News and Commentary

CFPB Takes Aim at Digital Marketing Providers


On August 10, 2022, the Consumer Financial Protection Bureau (CFPB) issued an interpretive rule to address digital marketing providers that commingle the targeting and delivery of advertisements to consumers, such as by using algorithmic models or other analytics, with the provision of advertising “time or space”. According to the Bureau, digital marketers that are involved in the identification or selection of prospective customers or the selection or placement of content to affect consumer behavior are typically service providers for purposes of the law. Digital marketers acting as service providers can be held liable by the CFPB or other law enforcers for committing unfair, deceptive, or abusive acts or practices (“UDAAP”) as well as other consumer financial protection violations.

In its press release, the CFPB compares digital marketing to traditional advertising. Whereas traditional advertising relied on getting a product or service out to as wide an audience as possible, digital marketers seek to maximize individuals’ interactions with ads. They may harvest personal data to feed their behavioral analytics models that can target individuals or groups that they predict are more likely to interact with an ad or sign up for a product or service. Since the digital marketing providers go beyond traditional advertising, digital marketers are subject to the Consumer Financial Protection Act as “service providers”.


The interpretive rule explains:

  1. Digital marketers provide material services to financial firms.

  2. The CFPB, states, and other consumer protection enforcers can sue digital marketers to stop violations of consumer financial protection law.

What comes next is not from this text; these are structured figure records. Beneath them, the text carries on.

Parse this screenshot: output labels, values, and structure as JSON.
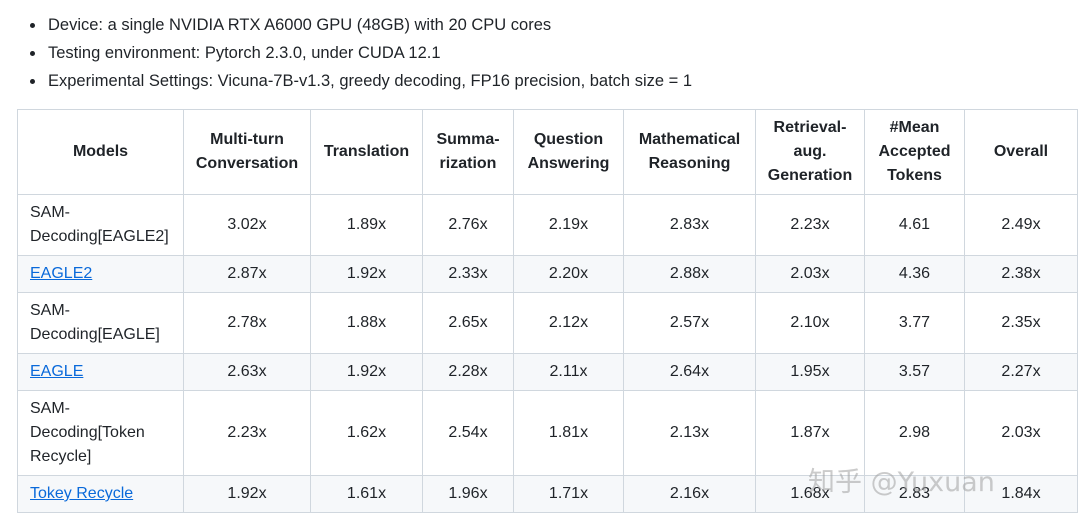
{
  "bullets": [
    "Device: a single NVIDIA RTX A6000 GPU (48GB) with 20 CPU cores",
    "Testing environment: Pytorch 2.3.0, under CUDA 12.1",
    "Experimental Settings: Vicuna-7B-v1.3, greedy decoding, FP16 precision, batch size = 1"
  ],
  "table": {
    "headers": [
      [
        "Models"
      ],
      [
        "Multi-turn",
        "Conversation"
      ],
      [
        "Translation"
      ],
      [
        "Summa-",
        "rization"
      ],
      [
        "Question",
        "Answering"
      ],
      [
        "Mathematical",
        "Reasoning"
      ],
      [
        "Retrieval-",
        "aug.",
        "Generation"
      ],
      [
        "#Mean",
        "Accepted",
        "Tokens"
      ],
      [
        "Overall"
      ]
    ],
    "rows": [
      {
        "model": [
          "SAM-",
          "Decoding[EAGLE2]"
        ],
        "link": false,
        "values": [
          "3.02x",
          "1.89x",
          "2.76x",
          "2.19x",
          "2.83x",
          "2.23x",
          "4.61",
          "2.49x"
        ]
      },
      {
        "model": [
          "EAGLE2"
        ],
        "link": true,
        "values": [
          "2.87x",
          "1.92x",
          "2.33x",
          "2.20x",
          "2.88x",
          "2.03x",
          "4.36",
          "2.38x"
        ]
      },
      {
        "model": [
          "SAM-",
          "Decoding[EAGLE]"
        ],
        "link": false,
        "values": [
          "2.78x",
          "1.88x",
          "2.65x",
          "2.12x",
          "2.57x",
          "2.10x",
          "3.77",
          "2.35x"
        ]
      },
      {
        "model": [
          "EAGLE"
        ],
        "link": true,
        "values": [
          "2.63x",
          "1.92x",
          "2.28x",
          "2.11x",
          "2.64x",
          "1.95x",
          "3.57",
          "2.27x"
        ]
      },
      {
        "model": [
          "SAM-",
          "Decoding[Token",
          "Recycle]"
        ],
        "link": false,
        "values": [
          "2.23x",
          "1.62x",
          "2.54x",
          "1.81x",
          "2.13x",
          "1.87x",
          "2.98",
          "2.03x"
        ]
      },
      {
        "model": [
          "Tokey Recycle"
        ],
        "link": true,
        "values": [
          "1.92x",
          "1.61x",
          "1.96x",
          "1.71x",
          "2.16x",
          "1.68x",
          "2.83",
          "1.84x"
        ]
      }
    ]
  },
  "watermark": "知乎 @Yuxuan"
}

This interpretive rule should be taken as another signal to tech companies that the Bureau is keeping a close eye on use of consumer data and algorithms. Increased enforcement by the CFPB and state regulators may be possible. It is suggested that the CFPB is planning on targeting what it sees as potential discrimination resulting from tech companies’ use of consumer data and algorithms to target ads to consumers by using its UDAAP authority.